[Keras] Fine-Tune Vision Transformer Model?

I’m looking keras approach to freeze and unfreeze the vision transformer model. For example, in huggingface vision model, I can do as follows

from transformers import SegformerFeatureExtractor
from transformers import TFSegformerForImageClassification as tfseg

tf_huggingface_module = tfseg.from_pretrained(
     'nvidia/mit-b0'
)
tf_huggingface_module.trainable = False

tf_huggingface_module.layers
[<transformers.models....TFSegformerMainLayer at 0x7f2ad0>,
 <keras.layers.core.Dense at 0x7f2aa6ca3650>]

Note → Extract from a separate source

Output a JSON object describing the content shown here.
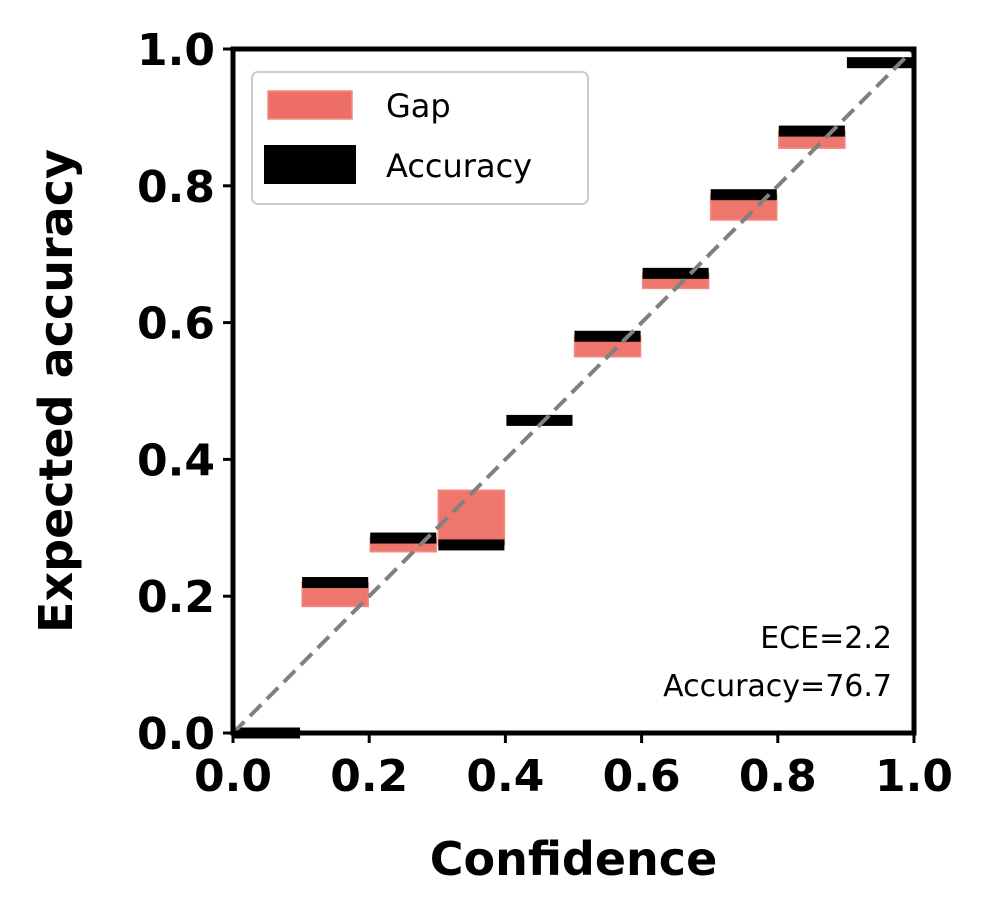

Now, what if I want to freeze only few layers from bottom to middle and unfree rest of it. How should I do that in huggingface API? FYI, In keras API, we can do something like this

# top 20 layers
 for layer in model.layers[-20:]:
        if not isinstance(layer, layers.BatchNormalization):
            layer.trainable = True

I have found this blog post, but need some precise pointer.

Hi,

Refer to this answer: How to freeze GPT-2 model layers with Tensorflow/Keras? · Issue #18282 · huggingface/transformers · GitHub

Hello, it looks like I need to look at the model building code to get the proper attribute name, for example (model.transformer.wte.trainable). Is there any documentation regarding this, for example, vision models in this case?

Hi,

from the link above:

To reach the layer you want to freeze, the best way is to navigate the code of the original model and find its attribute name.

So it’s advised to just check the implementation of the model. The implementation starts here. As you can see, TFViTModel contains a single attribute, “vit”. This leads to the TFViTMainLayer class. There we have the attributes “embeddings”, “encoder”, “layernorm” and “pooler”. So to freeze the weights of the embeddings for instance, you can do:

from transformers import TFViTModel

model = TFViTModel.from_pretrained("google/vit-base-patch16-224")

model.vit.embeddings.trainable = False

Thank you for the detailed answer. Yes, I understood that from the previous comments but I was expecting some kind of textual documentation on this. IMO, it’s a little weird to go to the source code for the relevant attribution name.